Question about OCIs and conventional/synthetic oil

Joined
Dec 4, 2024
Messages
21
If a person has their oil changed at Valvoline Quick Change or Jiffy Lube, is it better for the vehicle to have the oil changed every 5K miles using full synthetic or every 3K miles using conventional and synthetic blend oil?

The car in question has direct injection and is driven in a mix of city and highway.
 
What's your opinion to the question if Valvoline Quick Change was used?
The Toyota dealer even screwed my wife's up a couple times. Nothing earth ending, but not to spec. Way overfilled a couple times. Forgot to change it at all another. Damaged the air filter another.

The only location I might actually trust would be an indy mechanic I knew personally. Other than that - my opinion is the same irrelevant of the shop.
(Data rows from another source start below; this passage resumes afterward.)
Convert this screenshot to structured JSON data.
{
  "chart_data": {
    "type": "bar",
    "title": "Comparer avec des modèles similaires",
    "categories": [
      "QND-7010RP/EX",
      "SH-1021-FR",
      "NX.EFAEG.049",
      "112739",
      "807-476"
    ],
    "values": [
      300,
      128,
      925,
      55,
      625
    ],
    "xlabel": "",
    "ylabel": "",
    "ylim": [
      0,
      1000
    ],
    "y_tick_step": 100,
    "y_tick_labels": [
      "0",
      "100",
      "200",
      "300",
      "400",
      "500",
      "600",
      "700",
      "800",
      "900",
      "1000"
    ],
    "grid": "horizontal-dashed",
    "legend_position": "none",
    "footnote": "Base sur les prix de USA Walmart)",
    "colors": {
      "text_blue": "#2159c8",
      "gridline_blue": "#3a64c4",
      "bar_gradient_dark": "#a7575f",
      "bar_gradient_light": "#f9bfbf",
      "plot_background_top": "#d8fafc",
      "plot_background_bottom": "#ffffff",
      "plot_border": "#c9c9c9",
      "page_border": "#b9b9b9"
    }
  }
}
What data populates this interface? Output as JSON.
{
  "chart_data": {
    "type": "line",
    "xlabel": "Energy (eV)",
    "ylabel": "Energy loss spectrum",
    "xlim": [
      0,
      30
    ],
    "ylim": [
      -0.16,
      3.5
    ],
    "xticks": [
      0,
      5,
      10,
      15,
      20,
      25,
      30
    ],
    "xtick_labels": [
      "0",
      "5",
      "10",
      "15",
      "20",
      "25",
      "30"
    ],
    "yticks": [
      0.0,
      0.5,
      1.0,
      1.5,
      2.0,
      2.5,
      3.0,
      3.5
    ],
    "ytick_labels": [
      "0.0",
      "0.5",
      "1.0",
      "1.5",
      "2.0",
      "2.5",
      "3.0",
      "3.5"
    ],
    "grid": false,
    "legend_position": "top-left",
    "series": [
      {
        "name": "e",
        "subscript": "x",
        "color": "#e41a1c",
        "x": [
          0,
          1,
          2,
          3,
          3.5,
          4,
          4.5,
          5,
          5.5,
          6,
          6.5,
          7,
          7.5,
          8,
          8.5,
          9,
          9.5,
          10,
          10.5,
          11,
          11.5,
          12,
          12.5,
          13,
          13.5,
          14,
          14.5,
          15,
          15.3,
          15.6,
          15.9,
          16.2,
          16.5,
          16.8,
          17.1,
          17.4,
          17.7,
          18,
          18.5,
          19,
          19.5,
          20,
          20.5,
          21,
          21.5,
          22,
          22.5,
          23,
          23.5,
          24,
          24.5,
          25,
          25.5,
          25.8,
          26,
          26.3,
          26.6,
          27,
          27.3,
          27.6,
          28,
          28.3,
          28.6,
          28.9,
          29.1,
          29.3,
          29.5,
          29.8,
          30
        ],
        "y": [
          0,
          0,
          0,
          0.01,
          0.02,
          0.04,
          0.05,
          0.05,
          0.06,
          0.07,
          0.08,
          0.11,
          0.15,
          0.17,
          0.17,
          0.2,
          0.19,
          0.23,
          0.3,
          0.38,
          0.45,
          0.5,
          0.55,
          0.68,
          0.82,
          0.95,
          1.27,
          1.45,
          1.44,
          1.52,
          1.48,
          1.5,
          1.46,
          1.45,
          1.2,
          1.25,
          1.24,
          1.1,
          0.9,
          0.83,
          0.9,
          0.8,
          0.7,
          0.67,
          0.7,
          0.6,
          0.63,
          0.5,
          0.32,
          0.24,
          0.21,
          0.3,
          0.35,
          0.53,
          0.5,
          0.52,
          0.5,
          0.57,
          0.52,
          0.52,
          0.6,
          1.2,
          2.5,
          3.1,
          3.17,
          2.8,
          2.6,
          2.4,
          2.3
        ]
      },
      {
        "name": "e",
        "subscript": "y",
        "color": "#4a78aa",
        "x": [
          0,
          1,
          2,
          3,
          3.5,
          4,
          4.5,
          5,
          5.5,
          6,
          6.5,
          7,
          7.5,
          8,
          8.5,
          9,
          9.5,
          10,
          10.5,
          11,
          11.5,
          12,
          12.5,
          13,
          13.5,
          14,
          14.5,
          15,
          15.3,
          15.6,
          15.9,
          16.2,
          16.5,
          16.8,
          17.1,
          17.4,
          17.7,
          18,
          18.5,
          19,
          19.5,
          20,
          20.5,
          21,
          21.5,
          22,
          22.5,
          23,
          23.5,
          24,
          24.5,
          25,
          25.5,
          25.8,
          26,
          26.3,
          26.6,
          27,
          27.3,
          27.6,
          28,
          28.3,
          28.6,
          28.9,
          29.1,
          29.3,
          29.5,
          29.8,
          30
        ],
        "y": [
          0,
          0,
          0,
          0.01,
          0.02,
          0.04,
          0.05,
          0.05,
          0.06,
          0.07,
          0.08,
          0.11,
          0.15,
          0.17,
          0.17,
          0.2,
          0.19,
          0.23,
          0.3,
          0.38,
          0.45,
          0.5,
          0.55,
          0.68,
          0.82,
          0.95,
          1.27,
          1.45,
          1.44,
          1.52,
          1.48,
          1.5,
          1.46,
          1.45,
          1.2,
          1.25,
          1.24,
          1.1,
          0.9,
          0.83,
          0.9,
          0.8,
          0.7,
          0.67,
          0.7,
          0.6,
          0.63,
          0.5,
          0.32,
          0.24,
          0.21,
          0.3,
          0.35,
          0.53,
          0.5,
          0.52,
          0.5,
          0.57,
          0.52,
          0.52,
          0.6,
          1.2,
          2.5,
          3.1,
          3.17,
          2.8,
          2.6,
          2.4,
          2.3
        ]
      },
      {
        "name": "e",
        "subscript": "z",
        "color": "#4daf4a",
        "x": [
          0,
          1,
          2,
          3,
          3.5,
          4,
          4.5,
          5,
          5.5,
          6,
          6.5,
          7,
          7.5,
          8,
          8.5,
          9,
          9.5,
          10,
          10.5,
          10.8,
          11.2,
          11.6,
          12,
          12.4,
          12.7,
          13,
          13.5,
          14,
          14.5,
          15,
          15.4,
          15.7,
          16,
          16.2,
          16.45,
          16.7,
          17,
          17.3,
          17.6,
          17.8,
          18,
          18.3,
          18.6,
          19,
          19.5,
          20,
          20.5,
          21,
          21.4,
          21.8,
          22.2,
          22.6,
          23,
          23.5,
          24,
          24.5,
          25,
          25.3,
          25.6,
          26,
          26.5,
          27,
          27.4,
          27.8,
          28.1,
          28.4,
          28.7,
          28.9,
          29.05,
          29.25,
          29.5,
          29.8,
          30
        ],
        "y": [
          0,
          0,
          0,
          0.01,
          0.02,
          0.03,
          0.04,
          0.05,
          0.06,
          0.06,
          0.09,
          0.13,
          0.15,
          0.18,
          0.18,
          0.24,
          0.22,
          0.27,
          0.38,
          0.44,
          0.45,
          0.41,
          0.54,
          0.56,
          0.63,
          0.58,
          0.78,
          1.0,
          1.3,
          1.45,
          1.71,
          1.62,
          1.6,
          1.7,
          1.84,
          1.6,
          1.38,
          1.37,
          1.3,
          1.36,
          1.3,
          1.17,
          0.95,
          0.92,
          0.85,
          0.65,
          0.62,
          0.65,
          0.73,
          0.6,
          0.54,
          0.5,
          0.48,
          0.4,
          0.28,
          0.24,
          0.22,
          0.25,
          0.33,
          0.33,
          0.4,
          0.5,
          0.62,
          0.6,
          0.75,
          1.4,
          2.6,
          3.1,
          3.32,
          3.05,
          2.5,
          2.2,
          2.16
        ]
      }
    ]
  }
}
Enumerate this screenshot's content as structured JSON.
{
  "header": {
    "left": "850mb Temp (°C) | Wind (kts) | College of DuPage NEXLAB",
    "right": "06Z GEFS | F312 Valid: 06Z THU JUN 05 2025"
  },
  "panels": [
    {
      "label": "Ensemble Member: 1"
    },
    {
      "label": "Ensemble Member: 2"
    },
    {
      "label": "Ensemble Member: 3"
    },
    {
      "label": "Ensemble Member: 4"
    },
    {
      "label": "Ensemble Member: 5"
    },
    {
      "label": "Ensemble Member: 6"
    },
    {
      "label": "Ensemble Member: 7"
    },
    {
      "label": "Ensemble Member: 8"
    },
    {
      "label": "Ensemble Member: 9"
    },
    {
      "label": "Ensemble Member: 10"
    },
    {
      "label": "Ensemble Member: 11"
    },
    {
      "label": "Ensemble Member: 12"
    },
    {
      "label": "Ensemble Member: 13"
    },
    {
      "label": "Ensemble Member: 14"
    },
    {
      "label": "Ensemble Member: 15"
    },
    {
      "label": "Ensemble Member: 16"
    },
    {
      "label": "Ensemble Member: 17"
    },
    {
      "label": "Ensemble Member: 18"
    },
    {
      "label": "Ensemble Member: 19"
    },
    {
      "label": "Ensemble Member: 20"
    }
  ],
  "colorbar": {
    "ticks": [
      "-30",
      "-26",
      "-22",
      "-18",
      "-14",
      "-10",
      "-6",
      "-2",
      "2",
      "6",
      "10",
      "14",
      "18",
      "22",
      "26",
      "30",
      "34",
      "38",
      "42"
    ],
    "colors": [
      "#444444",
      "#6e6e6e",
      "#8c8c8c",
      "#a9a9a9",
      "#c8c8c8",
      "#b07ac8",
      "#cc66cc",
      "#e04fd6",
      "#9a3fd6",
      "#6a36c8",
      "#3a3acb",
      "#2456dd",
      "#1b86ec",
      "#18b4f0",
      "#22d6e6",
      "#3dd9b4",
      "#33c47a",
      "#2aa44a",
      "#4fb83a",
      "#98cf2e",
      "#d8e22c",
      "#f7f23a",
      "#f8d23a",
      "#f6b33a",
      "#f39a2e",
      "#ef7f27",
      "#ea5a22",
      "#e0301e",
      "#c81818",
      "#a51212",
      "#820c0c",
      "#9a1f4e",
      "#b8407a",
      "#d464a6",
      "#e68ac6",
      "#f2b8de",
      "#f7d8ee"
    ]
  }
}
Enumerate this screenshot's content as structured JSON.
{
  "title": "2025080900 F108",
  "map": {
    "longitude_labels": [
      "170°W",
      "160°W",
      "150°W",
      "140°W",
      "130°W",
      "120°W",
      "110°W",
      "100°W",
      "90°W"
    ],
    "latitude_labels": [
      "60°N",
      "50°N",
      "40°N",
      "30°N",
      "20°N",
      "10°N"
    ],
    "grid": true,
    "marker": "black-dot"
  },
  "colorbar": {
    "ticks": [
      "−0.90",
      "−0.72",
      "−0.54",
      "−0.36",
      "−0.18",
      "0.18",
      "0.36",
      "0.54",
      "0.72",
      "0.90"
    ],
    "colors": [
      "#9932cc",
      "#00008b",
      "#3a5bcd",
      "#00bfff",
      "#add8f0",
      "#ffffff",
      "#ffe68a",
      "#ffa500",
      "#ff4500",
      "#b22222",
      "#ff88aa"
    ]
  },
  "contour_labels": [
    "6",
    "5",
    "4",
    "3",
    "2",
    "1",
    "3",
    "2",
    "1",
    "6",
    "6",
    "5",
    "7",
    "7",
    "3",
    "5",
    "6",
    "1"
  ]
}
I am sure there are some good Jiffy lube techs out there, but most aren't, and most are way too rushed.
 
The better choice would be whichever costs the least, because at 5k miles or less, no oil is going to have any substantial advantage over another. (This is assuming the lubes considered are properly spec'd for the application).
A part of me wonders is 3K OCI with conventional is better than 5K with synthetic because it gets dirt, grime, carbon, and gas by blow by out of the engine sooner.
 
A part of me wonders is 3K OCI with conventional is better than 5K with synthetic because it gets dirt, grime, carbon, and gas by blow by out of the engine sooner.
Keep in mind every time you change oil you get a bit of dry start, and some of the additives that 'plate' to metals wash away and have to 'plate' all over again.
 
Depends on the engine. Some are hard on oil, others no. Sticking rings? Turbo's run hot, so synthetic is the safe play with those.
My car isn't a turbo and doesn't have an oil temp gauge, so I don't know how hot the oil is getting. I don't know if turbos typically have oil temp gauges.
 
Assuming cost is not an issue and there is no oil consumption, HPL every 10k and an oil filter every 5k with visual inspection until there is no carbon debris in the filter media. Unless brand new most cars are not in an immaculate engine cleanliness condition and therefore require extensive pre-treatment (HPL 30EC, multiple 1K filter changes) before getting to the state for a HPL 10k oil change.
 
Do a couple of each and send in a used oil sample. 6K/12 months on semi-syn in a short tripped '21 Tucson was seriously diluted, disgusting looking and smelling. I swapped that to full syn at 3k/6 months.

High wear metals and fuel dilution on a short tripped GDI Pilot at ~7500k with full syn from UOA. Now doing 5k's
 
My car isn't a turbo and doesn't have an oil temp gauge, so I don't know how hot the oil is getting. I don't know if turbos typically have oil temp gauges.

turbo cars typically have oil coolers, that keep the oil temp closer to the coolant temp. Not perfect, but better than not having it. I'm sure it's changing, but NA cars typically didn't have the oil coolers, except for performance oriented models
 
At 3k miles, any current API, like Valvoline's Daily Protection, would suffice.

VIOC markets this as a Conventional, but when buying this product for yourself, it's labeled a Blend.
 
I watched a short video of some guy talking smack about the customer not wanting to pay extra for fixing a leak and the dumb oil changer put the socket on the drain bolt and started tightening it instead of loosening it and likely stripped the bolt and the guy recording said to loosen once he saw what he was doing. And that is why i don't go to quik loob places for anything.

But to answer your question yes those intervals are fine but I'd rather bring my oil of choice and go to a local shop as they're not likely to have some drop out that doesn't know his left and right screw something up. I'd probably get castrol EP 5w-30 which is rated for 25k but change it by the 10k mark.